Temperature range is also Primers dependent: you will get good amplification on a wide temperature range with some primers whereas for some others you will not get anything at too low or high temperature .
But before anything I suppose that your target sequence is in Genebank : did you check that the primers match the sequence at 100% : there might have been a typo error or even worse they might be on the same strand (it happened to me once).
Finally I would also mention that some Taq are more processive than others ie: Extaq f Takara is really efficient so are Kappa or fusion Taq.
If my primers does not have amplification site on your DNA. What about the many bands I got them when I used my primers separately as RAPD primers!!!!!
Yes I checked that the primers match the sequence at 100%. I run blast with those primers against genebank and I found them in the complete sequence of this gene in this fungus. !!!!
About many bands at low temperature, this is very likely unspecific annealing (like for RAPD).
But did you check the presence of primers dimers: they might completely inhibit your PCR, especially if you are at a lower temperature, and this may explain why they used a so high annealing temperature in the reference paper.

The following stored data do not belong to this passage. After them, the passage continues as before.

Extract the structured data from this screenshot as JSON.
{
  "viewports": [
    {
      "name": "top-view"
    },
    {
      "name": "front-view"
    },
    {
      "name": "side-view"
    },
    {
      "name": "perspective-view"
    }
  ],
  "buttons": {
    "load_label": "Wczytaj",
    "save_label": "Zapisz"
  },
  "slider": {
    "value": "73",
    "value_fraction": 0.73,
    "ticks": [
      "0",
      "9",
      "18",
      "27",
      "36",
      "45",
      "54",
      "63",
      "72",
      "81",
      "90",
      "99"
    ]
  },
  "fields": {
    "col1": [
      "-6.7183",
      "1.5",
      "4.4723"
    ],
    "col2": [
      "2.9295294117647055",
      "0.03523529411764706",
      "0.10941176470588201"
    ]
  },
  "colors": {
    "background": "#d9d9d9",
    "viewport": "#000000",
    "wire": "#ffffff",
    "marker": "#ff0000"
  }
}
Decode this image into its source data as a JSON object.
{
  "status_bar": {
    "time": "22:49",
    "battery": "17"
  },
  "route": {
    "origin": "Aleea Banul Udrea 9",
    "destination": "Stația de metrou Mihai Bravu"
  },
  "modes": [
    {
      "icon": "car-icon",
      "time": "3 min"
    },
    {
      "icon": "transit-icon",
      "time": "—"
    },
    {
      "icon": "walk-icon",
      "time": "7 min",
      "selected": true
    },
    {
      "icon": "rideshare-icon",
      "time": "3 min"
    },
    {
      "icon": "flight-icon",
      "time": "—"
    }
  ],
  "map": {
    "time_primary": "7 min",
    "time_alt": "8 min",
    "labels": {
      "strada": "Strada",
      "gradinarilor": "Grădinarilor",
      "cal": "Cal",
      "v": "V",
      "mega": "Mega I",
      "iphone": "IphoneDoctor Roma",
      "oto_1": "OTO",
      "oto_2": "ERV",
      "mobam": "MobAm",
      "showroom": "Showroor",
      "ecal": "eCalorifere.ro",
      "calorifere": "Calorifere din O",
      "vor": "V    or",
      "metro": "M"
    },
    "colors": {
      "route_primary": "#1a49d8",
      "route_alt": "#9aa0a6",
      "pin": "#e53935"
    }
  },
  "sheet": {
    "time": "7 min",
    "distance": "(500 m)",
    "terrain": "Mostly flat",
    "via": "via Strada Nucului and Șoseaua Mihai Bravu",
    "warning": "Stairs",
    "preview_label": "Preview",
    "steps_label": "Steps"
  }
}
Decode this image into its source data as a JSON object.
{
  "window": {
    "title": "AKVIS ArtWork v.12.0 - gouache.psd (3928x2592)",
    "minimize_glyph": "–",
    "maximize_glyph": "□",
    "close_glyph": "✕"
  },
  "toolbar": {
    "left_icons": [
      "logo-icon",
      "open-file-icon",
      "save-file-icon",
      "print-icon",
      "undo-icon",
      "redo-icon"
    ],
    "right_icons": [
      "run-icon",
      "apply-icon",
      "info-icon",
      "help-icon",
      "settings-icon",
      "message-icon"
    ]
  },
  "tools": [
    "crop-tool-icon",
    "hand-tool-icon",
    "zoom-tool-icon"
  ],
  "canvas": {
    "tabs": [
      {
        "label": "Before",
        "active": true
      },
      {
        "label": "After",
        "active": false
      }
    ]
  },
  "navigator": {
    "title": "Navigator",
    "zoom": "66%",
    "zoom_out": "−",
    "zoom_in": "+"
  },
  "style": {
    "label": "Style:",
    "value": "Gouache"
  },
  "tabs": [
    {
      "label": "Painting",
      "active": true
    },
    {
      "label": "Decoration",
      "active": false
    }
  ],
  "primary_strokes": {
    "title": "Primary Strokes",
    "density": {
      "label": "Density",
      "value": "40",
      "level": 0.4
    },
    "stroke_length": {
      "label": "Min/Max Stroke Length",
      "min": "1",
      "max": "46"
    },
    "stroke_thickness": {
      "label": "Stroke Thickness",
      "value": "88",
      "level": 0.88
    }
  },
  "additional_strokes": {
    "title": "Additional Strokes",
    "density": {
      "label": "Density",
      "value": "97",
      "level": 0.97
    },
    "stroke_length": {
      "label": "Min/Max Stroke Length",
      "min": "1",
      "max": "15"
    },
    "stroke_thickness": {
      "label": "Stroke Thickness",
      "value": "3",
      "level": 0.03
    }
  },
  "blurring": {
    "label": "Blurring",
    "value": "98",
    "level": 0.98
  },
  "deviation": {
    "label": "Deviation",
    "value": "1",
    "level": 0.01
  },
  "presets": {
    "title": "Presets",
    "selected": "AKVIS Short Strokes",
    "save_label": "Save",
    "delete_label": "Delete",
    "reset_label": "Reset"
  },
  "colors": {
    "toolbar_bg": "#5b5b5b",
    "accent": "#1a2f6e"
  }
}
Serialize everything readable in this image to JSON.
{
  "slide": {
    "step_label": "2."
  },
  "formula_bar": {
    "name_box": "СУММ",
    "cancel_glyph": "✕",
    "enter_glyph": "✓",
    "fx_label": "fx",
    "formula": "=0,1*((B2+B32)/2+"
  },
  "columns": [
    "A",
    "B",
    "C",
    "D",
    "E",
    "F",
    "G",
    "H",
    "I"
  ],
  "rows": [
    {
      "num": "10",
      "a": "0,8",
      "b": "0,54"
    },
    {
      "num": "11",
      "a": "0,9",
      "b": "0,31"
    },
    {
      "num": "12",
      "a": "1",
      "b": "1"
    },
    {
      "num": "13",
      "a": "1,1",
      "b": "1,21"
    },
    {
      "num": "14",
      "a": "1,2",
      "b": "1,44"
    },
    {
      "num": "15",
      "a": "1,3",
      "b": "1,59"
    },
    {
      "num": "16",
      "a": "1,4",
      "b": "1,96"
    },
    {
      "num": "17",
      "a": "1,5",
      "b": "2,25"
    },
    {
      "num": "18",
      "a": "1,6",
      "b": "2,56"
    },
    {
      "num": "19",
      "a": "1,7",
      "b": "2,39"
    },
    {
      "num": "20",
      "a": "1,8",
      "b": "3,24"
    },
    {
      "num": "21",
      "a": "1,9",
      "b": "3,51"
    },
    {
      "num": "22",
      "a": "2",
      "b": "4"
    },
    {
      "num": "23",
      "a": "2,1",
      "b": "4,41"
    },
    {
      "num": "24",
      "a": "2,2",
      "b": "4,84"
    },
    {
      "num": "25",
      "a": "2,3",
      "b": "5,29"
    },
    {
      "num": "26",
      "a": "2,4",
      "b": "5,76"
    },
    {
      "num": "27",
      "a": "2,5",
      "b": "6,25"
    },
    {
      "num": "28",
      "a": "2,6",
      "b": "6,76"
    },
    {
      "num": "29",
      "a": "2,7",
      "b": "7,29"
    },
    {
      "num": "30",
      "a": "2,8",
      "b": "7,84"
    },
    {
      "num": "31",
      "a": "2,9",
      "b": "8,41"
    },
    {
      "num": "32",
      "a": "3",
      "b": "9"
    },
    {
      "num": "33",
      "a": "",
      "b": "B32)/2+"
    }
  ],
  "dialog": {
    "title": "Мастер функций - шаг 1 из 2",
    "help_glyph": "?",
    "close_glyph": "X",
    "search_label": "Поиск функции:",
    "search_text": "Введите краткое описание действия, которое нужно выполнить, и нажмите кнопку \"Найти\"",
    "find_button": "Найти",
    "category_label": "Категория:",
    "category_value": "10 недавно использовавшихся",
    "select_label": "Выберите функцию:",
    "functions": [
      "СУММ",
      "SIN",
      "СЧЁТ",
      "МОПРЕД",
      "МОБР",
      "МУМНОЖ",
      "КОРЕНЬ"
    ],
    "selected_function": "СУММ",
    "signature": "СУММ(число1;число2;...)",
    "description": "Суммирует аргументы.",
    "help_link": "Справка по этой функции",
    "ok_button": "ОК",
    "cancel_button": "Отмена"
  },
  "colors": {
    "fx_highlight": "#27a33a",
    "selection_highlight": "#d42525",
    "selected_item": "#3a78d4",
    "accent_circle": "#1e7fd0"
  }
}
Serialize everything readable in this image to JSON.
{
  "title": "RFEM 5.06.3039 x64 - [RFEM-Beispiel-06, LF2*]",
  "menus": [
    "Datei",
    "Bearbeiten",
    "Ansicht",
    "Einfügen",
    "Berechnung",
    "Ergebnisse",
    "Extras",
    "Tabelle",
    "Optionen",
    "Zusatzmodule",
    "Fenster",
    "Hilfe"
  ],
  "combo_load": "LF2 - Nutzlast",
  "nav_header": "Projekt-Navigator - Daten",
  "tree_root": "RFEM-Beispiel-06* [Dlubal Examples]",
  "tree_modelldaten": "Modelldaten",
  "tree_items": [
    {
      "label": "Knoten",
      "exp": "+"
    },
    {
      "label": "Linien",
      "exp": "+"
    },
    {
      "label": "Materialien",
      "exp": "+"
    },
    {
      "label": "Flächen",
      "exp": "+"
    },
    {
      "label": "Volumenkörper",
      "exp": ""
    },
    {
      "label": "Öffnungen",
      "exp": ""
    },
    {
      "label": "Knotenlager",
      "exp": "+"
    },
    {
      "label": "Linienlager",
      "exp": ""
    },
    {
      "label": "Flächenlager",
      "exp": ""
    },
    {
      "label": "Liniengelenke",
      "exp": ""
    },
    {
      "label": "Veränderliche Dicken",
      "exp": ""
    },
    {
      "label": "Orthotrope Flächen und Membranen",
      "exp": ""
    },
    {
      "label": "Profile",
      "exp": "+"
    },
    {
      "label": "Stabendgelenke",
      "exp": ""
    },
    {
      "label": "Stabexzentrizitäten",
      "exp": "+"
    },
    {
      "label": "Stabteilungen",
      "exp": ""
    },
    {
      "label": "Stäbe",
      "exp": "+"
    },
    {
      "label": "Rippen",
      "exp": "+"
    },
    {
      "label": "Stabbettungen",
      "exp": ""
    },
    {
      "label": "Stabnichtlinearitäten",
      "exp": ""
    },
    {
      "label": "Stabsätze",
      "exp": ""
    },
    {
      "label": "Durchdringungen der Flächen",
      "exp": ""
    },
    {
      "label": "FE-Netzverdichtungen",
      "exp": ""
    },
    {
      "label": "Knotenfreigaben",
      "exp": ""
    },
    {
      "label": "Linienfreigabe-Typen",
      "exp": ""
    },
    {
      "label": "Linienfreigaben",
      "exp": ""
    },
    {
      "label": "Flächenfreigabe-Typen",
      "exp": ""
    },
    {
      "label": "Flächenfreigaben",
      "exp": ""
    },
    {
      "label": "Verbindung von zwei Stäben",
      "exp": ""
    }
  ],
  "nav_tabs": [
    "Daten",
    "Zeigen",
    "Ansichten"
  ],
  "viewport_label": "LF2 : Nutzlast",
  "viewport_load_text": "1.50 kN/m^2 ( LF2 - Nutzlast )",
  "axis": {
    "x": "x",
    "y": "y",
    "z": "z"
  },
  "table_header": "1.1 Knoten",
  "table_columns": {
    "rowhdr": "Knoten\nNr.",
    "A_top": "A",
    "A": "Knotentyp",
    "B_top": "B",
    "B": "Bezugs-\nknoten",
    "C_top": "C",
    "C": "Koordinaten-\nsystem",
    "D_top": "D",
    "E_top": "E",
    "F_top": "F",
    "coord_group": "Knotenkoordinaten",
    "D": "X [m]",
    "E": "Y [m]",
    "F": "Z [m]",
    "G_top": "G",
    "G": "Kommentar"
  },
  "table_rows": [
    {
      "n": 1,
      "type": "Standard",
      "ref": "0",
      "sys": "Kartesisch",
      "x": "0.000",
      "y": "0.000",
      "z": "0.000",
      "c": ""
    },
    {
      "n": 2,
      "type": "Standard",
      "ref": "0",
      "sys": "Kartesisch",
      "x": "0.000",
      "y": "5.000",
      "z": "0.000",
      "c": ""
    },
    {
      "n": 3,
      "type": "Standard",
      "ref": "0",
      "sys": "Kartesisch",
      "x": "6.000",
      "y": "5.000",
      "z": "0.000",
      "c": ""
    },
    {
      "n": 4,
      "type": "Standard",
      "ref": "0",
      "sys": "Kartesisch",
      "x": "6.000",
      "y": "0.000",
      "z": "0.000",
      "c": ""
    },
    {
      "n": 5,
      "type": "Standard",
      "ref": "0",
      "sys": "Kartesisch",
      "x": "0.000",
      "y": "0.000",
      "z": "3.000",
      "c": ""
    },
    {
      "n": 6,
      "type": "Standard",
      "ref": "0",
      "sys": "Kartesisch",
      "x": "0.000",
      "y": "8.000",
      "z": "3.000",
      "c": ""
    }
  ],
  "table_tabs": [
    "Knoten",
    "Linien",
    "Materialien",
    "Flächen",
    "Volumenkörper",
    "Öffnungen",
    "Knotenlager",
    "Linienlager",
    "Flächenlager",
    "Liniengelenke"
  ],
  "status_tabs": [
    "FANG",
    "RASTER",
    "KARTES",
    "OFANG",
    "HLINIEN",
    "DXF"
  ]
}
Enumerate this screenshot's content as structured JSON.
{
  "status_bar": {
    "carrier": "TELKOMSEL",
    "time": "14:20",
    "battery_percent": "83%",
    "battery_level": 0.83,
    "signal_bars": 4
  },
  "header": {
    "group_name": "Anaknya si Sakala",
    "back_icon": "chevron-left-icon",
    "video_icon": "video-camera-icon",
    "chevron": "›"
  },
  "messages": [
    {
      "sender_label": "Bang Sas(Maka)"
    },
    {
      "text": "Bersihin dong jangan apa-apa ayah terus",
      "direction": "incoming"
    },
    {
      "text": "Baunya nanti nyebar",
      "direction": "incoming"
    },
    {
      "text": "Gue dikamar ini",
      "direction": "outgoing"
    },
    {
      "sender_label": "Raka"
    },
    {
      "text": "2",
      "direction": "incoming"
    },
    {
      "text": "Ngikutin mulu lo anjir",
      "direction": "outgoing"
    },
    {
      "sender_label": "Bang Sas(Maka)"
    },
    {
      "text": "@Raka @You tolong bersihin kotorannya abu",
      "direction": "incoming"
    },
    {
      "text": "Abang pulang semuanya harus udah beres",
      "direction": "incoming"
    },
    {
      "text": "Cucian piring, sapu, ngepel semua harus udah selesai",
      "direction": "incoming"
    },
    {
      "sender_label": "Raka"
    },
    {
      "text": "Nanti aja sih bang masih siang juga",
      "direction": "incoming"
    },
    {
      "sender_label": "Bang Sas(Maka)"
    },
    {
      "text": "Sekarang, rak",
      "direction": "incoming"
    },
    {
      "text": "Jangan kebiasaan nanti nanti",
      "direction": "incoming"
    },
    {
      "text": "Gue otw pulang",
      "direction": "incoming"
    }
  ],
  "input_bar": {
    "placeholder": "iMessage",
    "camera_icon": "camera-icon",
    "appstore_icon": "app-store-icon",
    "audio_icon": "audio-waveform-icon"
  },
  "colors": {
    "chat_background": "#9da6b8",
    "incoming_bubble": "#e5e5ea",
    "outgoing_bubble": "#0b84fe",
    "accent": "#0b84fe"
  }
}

You can lower the primer concentration in the mix (up to 0.4mM), use a high Tm (same as paper), and try to add DMSO up to 5 percent of the reaction volume.
GC content of the product might be to high that it was not able to generate further products, so DMSO, BSA, Glycerol may be useful in this case. another possibility, primer have stem loop structure which prevent binding of primer to template.